Tous les salariés de France sont concernés par cette journée de solidarité. Seule exception, les professions libérales et indépendantes, ce qui ne manque pas de susciter des critiques. Depuis cinq ans, les retraités sont eux aussi concernés : les retraités imposables doivent contribuer avec un prélèvement de 0,3% sur leur pension de retraite. Et cette contribution touche également des revenus du capital (actions en Bourse par exemple), mais pas le Livret A.

Combien rapporte cette journée de solidarité ?

En 2017, la journée de solidarité a rapporté 2,37 milliards d'euros. Mais cet argent n'est pas uniquement dédié aux personnes âgées. 40% de cette somme est destinée aux personnes handicapées et 60% à la prise en charge de la dépendance. Cet argent sert par exemple à financer une partie des recrutements en maison de retraite, à financer l'allocation personnalisée d'autonomie (APA) ou encore à payer des heures d'aide à domicile pour les personnes âgées en perte d'autonomie.

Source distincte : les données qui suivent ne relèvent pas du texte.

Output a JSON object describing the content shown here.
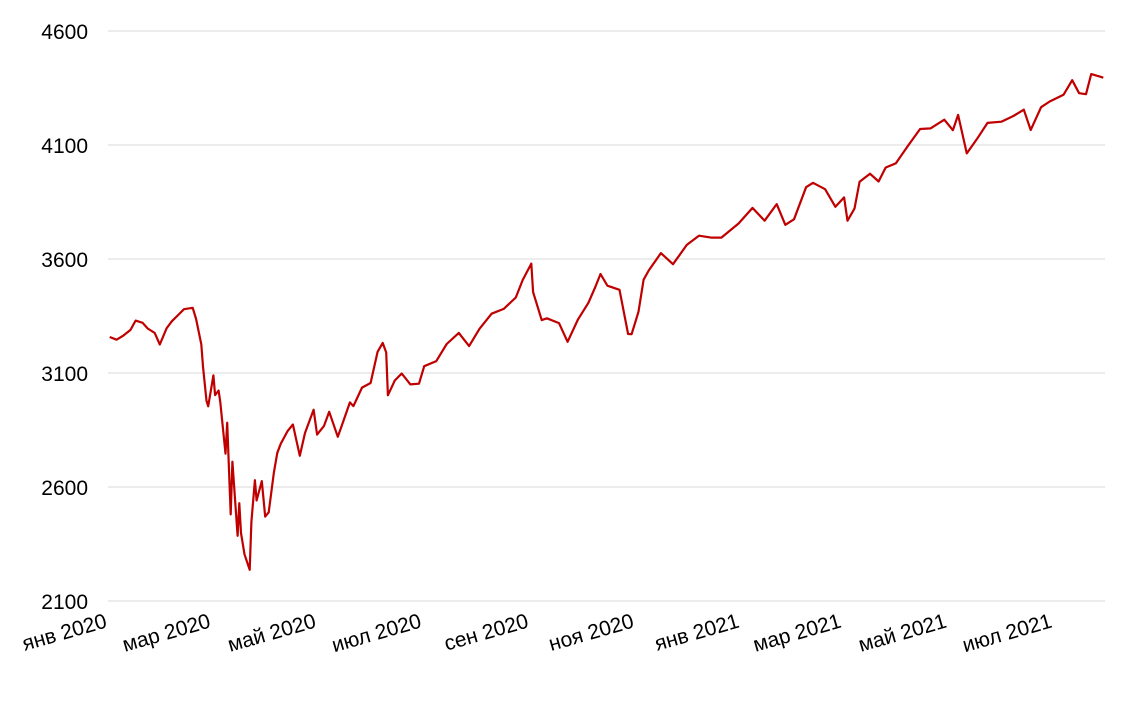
{
  "chart_data": {
    "type": "line",
    "title": "",
    "xlabel": "",
    "ylabel": "",
    "ylim": [
      2100,
      4600
    ],
    "yticks": [
      2100,
      2600,
      3100,
      3600,
      4100,
      4600
    ],
    "grid": "horizontal",
    "legend": "none",
    "line_color": "#c00000",
    "x_tick_labels": [
      {
        "date": "2020-01-01",
        "label": "янв 2020"
      },
      {
        "date": "2020-03-01",
        "label": "мар 2020"
      },
      {
        "date": "2020-05-01",
        "label": "май 2020"
      },
      {
        "date": "2020-07-01",
        "label": "июл 2020"
      },
      {
        "date": "2020-09-01",
        "label": "сен 2020"
      },
      {
        "date": "2020-11-01",
        "label": "ноя 2020"
      },
      {
        "date": "2021-01-01",
        "label": "янв 2021"
      },
      {
        "date": "2021-03-01",
        "label": "мар 2021"
      },
      {
        "date": "2021-05-01",
        "label": "май 2021"
      },
      {
        "date": "2021-07-01",
        "label": "июл 2021"
      }
    ],
    "xlim": [
      "2020-01-01",
      "2021-07-31"
    ],
    "series": [
      {
        "x": [
          "2020-01-02",
          "2020-01-06",
          "2020-01-10",
          "2020-01-14",
          "2020-01-17",
          "2020-01-21",
          "2020-01-24",
          "2020-01-28",
          "2020-01-31",
          "2020-02-04",
          "2020-02-07",
          "2020-02-11",
          "2020-02-14",
          "2020-02-19",
          "2020-02-21",
          "2020-02-24",
          "2020-02-25",
          "2020-02-27",
          "2020-02-28",
          "2020-03-02",
          "2020-03-03",
          "2020-03-05",
          "2020-03-06",
          "2020-03-09",
          "2020-03-10",
          "2020-03-12",
          "2020-03-13",
          "2020-03-16",
          "2020-03-17",
          "2020-03-18",
          "2020-03-20",
          "2020-03-23",
          "2020-03-24",
          "2020-03-26",
          "2020-03-27",
          "2020-03-30",
          "2020-04-01",
          "2020-04-03",
          "2020-04-06",
          "2020-04-08",
          "2020-04-10",
          "2020-04-14",
          "2020-04-17",
          "2020-04-21",
          "2020-04-24",
          "2020-04-29",
          "2020-05-01",
          "2020-05-05",
          "2020-05-08",
          "2020-05-13",
          "2020-05-15",
          "2020-05-20",
          "2020-05-22",
          "2020-05-27",
          "2020-06-01",
          "2020-06-05",
          "2020-06-08",
          "2020-06-10",
          "2020-06-11",
          "2020-06-15",
          "2020-06-19",
          "2020-06-24",
          "2020-06-29",
          "2020-07-02",
          "2020-07-09",
          "2020-07-15",
          "2020-07-22",
          "2020-07-28",
          "2020-08-03",
          "2020-08-10",
          "2020-08-17",
          "2020-08-24",
          "2020-08-28",
          "2020-09-02",
          "2020-09-03",
          "2020-09-08",
          "2020-09-11",
          "2020-09-18",
          "2020-09-23",
          "2020-09-29",
          "2020-10-05",
          "2020-10-09",
          "2020-10-12",
          "2020-10-16",
          "2020-10-23",
          "2020-10-28",
          "2020-10-30",
          "2020-11-03",
          "2020-11-06",
          "2020-11-09",
          "2020-11-16",
          "2020-11-23",
          "2020-12-01",
          "2020-12-08",
          "2020-12-15",
          "2020-12-21",
          "2020-12-31",
          "2021-01-08",
          "2021-01-15",
          "2021-01-22",
          "2021-01-27",
          "2021-02-01",
          "2021-02-08",
          "2021-02-12",
          "2021-02-19",
          "2021-02-25",
          "2021-03-02",
          "2021-03-04",
          "2021-03-08",
          "2021-03-11",
          "2021-03-17",
          "2021-03-22",
          "2021-03-26",
          "2021-04-01",
          "2021-04-08",
          "2021-04-15",
          "2021-04-21",
          "2021-04-29",
          "2021-05-04",
          "2021-05-07",
          "2021-05-12",
          "2021-05-18",
          "2021-05-24",
          "2021-06-01",
          "2021-06-08",
          "2021-06-14",
          "2021-06-18",
          "2021-06-24",
          "2021-06-29",
          "2021-07-07",
          "2021-07-12",
          "2021-07-16",
          "2021-07-20",
          "2021-07-23",
          "2021-07-28",
          "2021-07-30"
        ],
        "values": [
          3258,
          3246,
          3265,
          3289,
          3330,
          3320,
          3295,
          3276,
          3225,
          3297,
          3327,
          3357,
          3380,
          3386,
          3337,
          3226,
          3128,
          2978,
          2954,
          3090,
          3003,
          3023,
          2972,
          2746,
          2882,
          2480,
          2711,
          2386,
          2529,
          2398,
          2305,
          2237,
          2447,
          2630,
          2541,
          2626,
          2470,
          2489,
          2664,
          2750,
          2790,
          2846,
          2874,
          2737,
          2837,
          2939,
          2830,
          2868,
          2930,
          2820,
          2863,
          2971,
          2955,
          3036,
          3056,
          3193,
          3232,
          3190,
          3002,
          3067,
          3098,
          3050,
          3053,
          3130,
          3152,
          3227,
          3276,
          3218,
          3294,
          3360,
          3381,
          3431,
          3508,
          3580,
          3455,
          3332,
          3340,
          3319,
          3237,
          3335,
          3408,
          3477,
          3534,
          3483,
          3465,
          3271,
          3270,
          3369,
          3509,
          3550,
          3626,
          3577,
          3662,
          3702,
          3694,
          3694,
          3756,
          3824,
          3768,
          3841,
          3750,
          3774,
          3915,
          3934,
          3906,
          3829,
          3870,
          3768,
          3821,
          3939,
          3974,
          3940,
          4001,
          4020,
          4097,
          4170,
          4173,
          4211,
          4165,
          4232,
          4063,
          4127,
          4197,
          4202,
          4227,
          4255,
          4166,
          4266,
          4291,
          4320,
          4384,
          4327,
          4323,
          4411,
          4400,
          4395
        ]
      }
    ]
  }
}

Comment instaurer cette deuxième journée de solidarité ?

A priori, la deuxième journée de solidarité serait calquée sur la première. L'avantage, elle rapporte beaucoup d'argent très vite, sans avoir à augmenter les impôts. Mais cela suscite beaucoup de débats, notamment du côté des syndicats qui assimilaient la première journée de solidarité à du travail gratuit ou "confisqué à 100%". Les représentants des maisons de retraite, eux, trouvent que l'intention est louable, mais que le compte n'y est pas. Selon eux, pour pouvoir améliorer l'accompagnement des personnes âgées dépendantes, il faudrait quasiment supprimer la cinquième semaine de congés payés !

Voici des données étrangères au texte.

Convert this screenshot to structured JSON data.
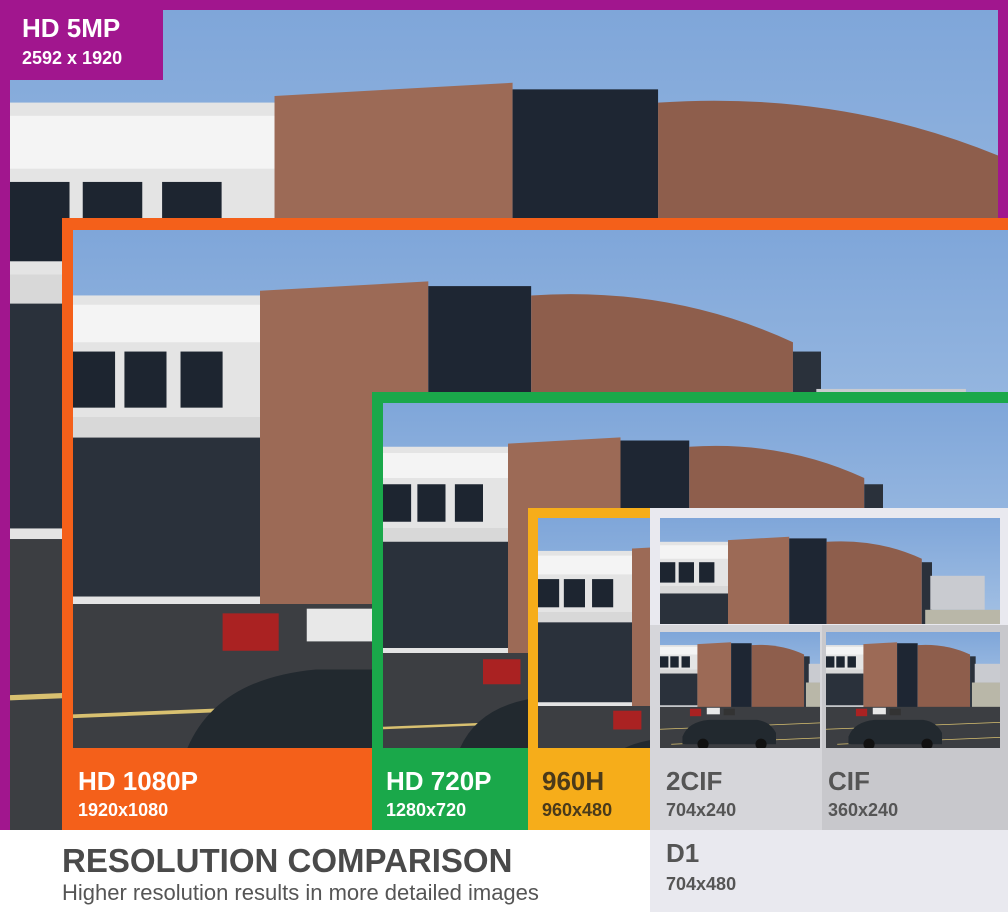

Le constat est un peu le même du côté des parlementaires. Les députés qui viennent de mener une mission sur les EHPAD estiment qu'il faudrait mettre sur la table 20 milliards d'euros supplémentaires (l'équivalent de neuf ans de journées de solidarité) pour mettre un terme à la crise actuelle. Cette deuxième journée de solidarité ne serait qu'une goutte d'eau dans le chantier titanesque du financement de la dépendance.

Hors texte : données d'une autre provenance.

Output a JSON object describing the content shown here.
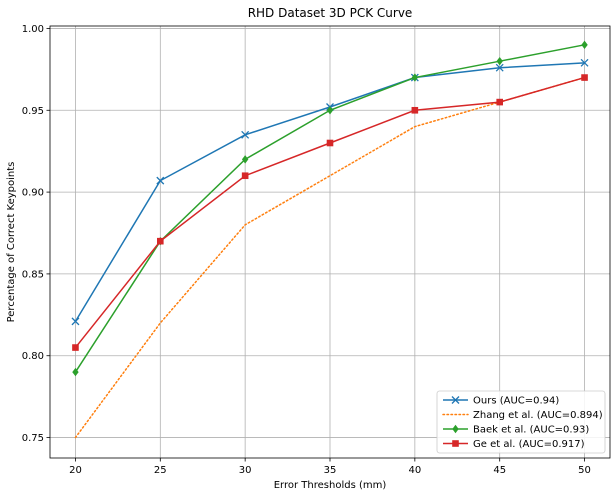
{
  "chart_data": {
    "type": "line",
    "title": "RHD Dataset 3D PCK Curve",
    "xlabel": "Error Thresholds (mm)",
    "ylabel": "Percentage of Correct Keypoints",
    "x": [
      20,
      25,
      30,
      35,
      40,
      45,
      50
    ],
    "xlim": [
      18.5,
      51.5
    ],
    "ylim": [
      0.7375,
      1.0015
    ],
    "xticks": [
      "20",
      "25",
      "30",
      "35",
      "40",
      "45",
      "50"
    ],
    "yticks": [
      "0.75",
      "0.80",
      "0.85",
      "0.90",
      "0.95",
      "1.00"
    ],
    "grid": true,
    "legend_position": "lower-right",
    "series": [
      {
        "name": "Ours (AUC=0.94)",
        "color": "#1f77b4",
        "line": "solid",
        "marker": "x",
        "values": [
          0.821,
          0.907,
          0.935,
          0.952,
          0.97,
          0.976,
          0.979
        ]
      },
      {
        "name": "Zhang et al. (AUC=0.894)",
        "color": "#ff7f0e",
        "line": "dotted",
        "marker": "none",
        "values": [
          0.75,
          0.82,
          0.88,
          0.91,
          0.94,
          0.955,
          0.97
        ]
      },
      {
        "name": "Baek et al. (AUC=0.93)",
        "color": "#2ca02c",
        "line": "solid",
        "marker": "diamond",
        "values": [
          0.79,
          0.87,
          0.92,
          0.95,
          0.97,
          0.98,
          0.99
        ]
      },
      {
        "name": "Ge et al. (AUC=0.917)",
        "color": "#d62728",
        "line": "solid",
        "marker": "square",
        "values": [
          0.805,
          0.87,
          0.91,
          0.93,
          0.95,
          0.955,
          0.97
        ]
      }
    ]
  }
}
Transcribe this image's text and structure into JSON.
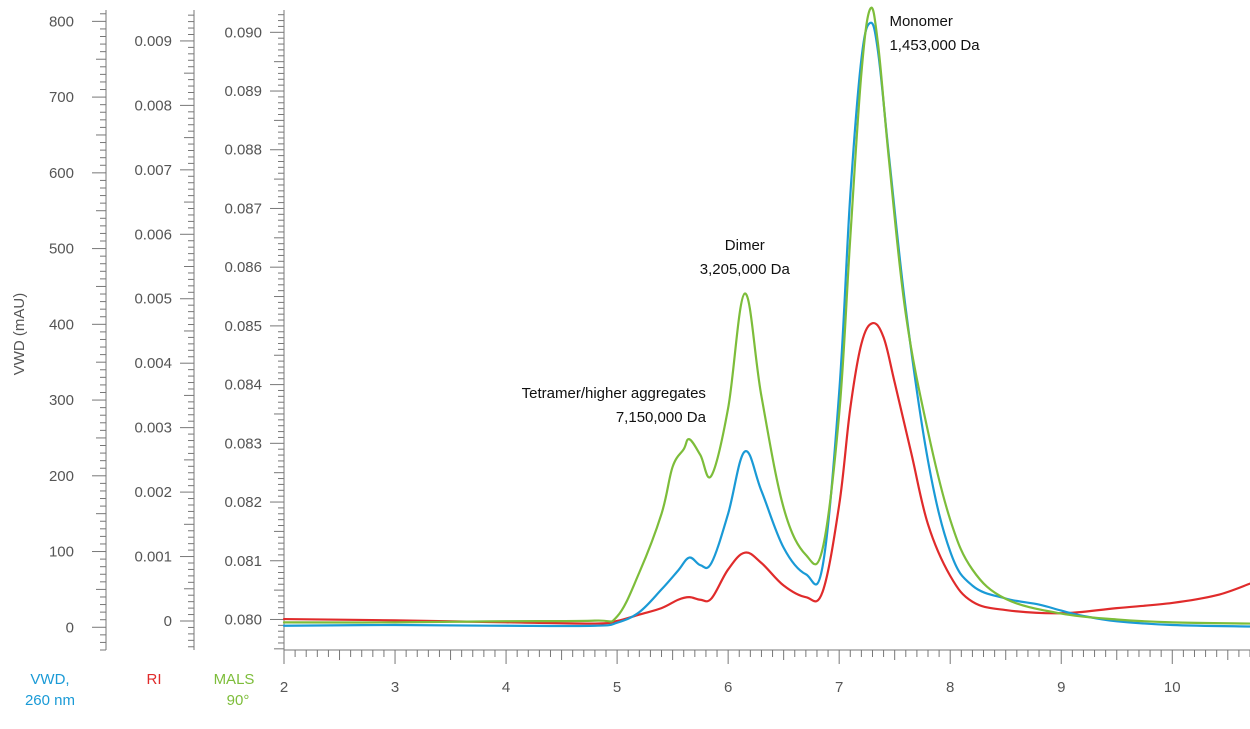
{
  "chart_data": {
    "type": "line",
    "xlim": [
      2,
      10.7
    ],
    "x_ticks": [
      2,
      3,
      4,
      5,
      6,
      7,
      8,
      9,
      10
    ],
    "grid": false,
    "axes": {
      "vwd": {
        "title": "VWD (mAU)",
        "name_line1": "VWD,",
        "name_line2": "260 nm",
        "color": "#1a9ad6",
        "ylim": [
          -30,
          815
        ],
        "ticks": [
          0,
          100,
          200,
          300,
          400,
          500,
          600,
          700,
          800
        ]
      },
      "ri": {
        "name": "RI",
        "color": "#e02b2b",
        "ylim": [
          -0.00045,
          0.00948
        ],
        "ticks": [
          0,
          0.001,
          0.002,
          0.003,
          0.004,
          0.005,
          0.006,
          0.007,
          0.008,
          0.009
        ],
        "tick_labels": [
          "0",
          "0.001",
          "0.002",
          "0.003",
          "0.004",
          "0.005",
          "0.006",
          "0.007",
          "0.008",
          "0.009"
        ]
      },
      "mals": {
        "name_line1": "MALS",
        "name_line2": "90°",
        "color": "#7dbd3a",
        "ylim": [
          0.07948,
          0.09038
        ],
        "ticks": [
          0.08,
          0.081,
          0.082,
          0.083,
          0.084,
          0.085,
          0.086,
          0.087,
          0.088,
          0.089,
          0.09
        ],
        "tick_labels": [
          "0.080",
          "0.081",
          "0.082",
          "0.083",
          "0.084",
          "0.085",
          "0.086",
          "0.087",
          "0.088",
          "0.089",
          "0.090"
        ]
      }
    },
    "series": [
      {
        "axis": "vwd",
        "color": "#1a9ad6",
        "x": [
          2.0,
          3.0,
          4.0,
          4.8,
          5.0,
          5.2,
          5.4,
          5.55,
          5.65,
          5.75,
          5.85,
          6.0,
          6.15,
          6.3,
          6.5,
          6.7,
          6.85,
          7.0,
          7.1,
          7.2,
          7.28,
          7.35,
          7.45,
          7.6,
          7.8,
          8.0,
          8.2,
          8.5,
          8.8,
          9.0,
          9.2,
          9.5,
          10.0,
          10.7
        ],
        "y": [
          2,
          3,
          2,
          2,
          6,
          20,
          50,
          75,
          92,
          82,
          85,
          150,
          232,
          180,
          105,
          70,
          80,
          310,
          570,
          750,
          798,
          760,
          620,
          420,
          220,
          100,
          55,
          38,
          30,
          22,
          15,
          8,
          3,
          1
        ]
      },
      {
        "axis": "ri",
        "color": "#e02b2b",
        "x": [
          2.0,
          3.0,
          4.0,
          4.8,
          5.0,
          5.2,
          5.4,
          5.55,
          5.65,
          5.75,
          5.85,
          6.0,
          6.15,
          6.3,
          6.5,
          6.7,
          6.85,
          7.0,
          7.1,
          7.2,
          7.3,
          7.4,
          7.5,
          7.65,
          7.8,
          8.0,
          8.2,
          8.5,
          9.0,
          9.5,
          10.0,
          10.4,
          10.7
        ],
        "y": [
          3e-05,
          1e-05,
          -2e-05,
          -4e-05,
          0.0,
          0.0001,
          0.0002,
          0.00033,
          0.00037,
          0.00033,
          0.00035,
          0.0008,
          0.00106,
          0.0009,
          0.00055,
          0.00037,
          0.00045,
          0.0018,
          0.0033,
          0.0043,
          0.00462,
          0.0044,
          0.0037,
          0.0026,
          0.0015,
          0.0007,
          0.0003,
          0.00017,
          0.00012,
          0.0002,
          0.00028,
          0.0004,
          0.00058
        ]
      },
      {
        "axis": "mals",
        "color": "#7dbd3a",
        "x": [
          2.0,
          3.0,
          4.0,
          4.8,
          5.0,
          5.2,
          5.4,
          5.5,
          5.6,
          5.65,
          5.75,
          5.85,
          6.0,
          6.15,
          6.3,
          6.5,
          6.7,
          6.85,
          7.0,
          7.1,
          7.2,
          7.28,
          7.35,
          7.45,
          7.6,
          7.8,
          8.0,
          8.2,
          8.5,
          9.0,
          9.5,
          10.0,
          10.7
        ],
        "y": [
          0.07995,
          0.07995,
          0.07997,
          0.07998,
          0.08005,
          0.0808,
          0.0818,
          0.0826,
          0.0829,
          0.08307,
          0.0828,
          0.08245,
          0.0836,
          0.08555,
          0.0838,
          0.0819,
          0.0811,
          0.0812,
          0.0835,
          0.0865,
          0.0893,
          0.0904,
          0.0898,
          0.0878,
          0.0852,
          0.0832,
          0.0817,
          0.08085,
          0.08035,
          0.0801,
          0.08,
          0.07995,
          0.07993
        ]
      }
    ],
    "annotations": [
      {
        "id": "monomer",
        "line1": "Monomer",
        "line2": "1,453,000 Da",
        "x": 7.3,
        "align": "start"
      },
      {
        "id": "dimer",
        "line1": "Dimer",
        "line2": "3,205,000 Da",
        "x": 6.15,
        "align": "middle"
      },
      {
        "id": "tetramer",
        "line1": "Tetramer/higher aggregates",
        "line2": "7,150,000 Da",
        "x": 5.8,
        "align": "end"
      }
    ]
  }
}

Pour le moment, le gouvernement reste très prudent concernant la mise en place de cette deuxième journée de solidarité. Il ne s'agirait que d'une piste parmi d'autres. En attendant de trancher, Agnès Buzyn a promis un "débat sociétal" sur l'organisation de la prise en charge de la dépendance. Mais il va falloir réfléchir vite car le gouvernement a prévu de présenter une solution d'ici la fin de l'année 2018.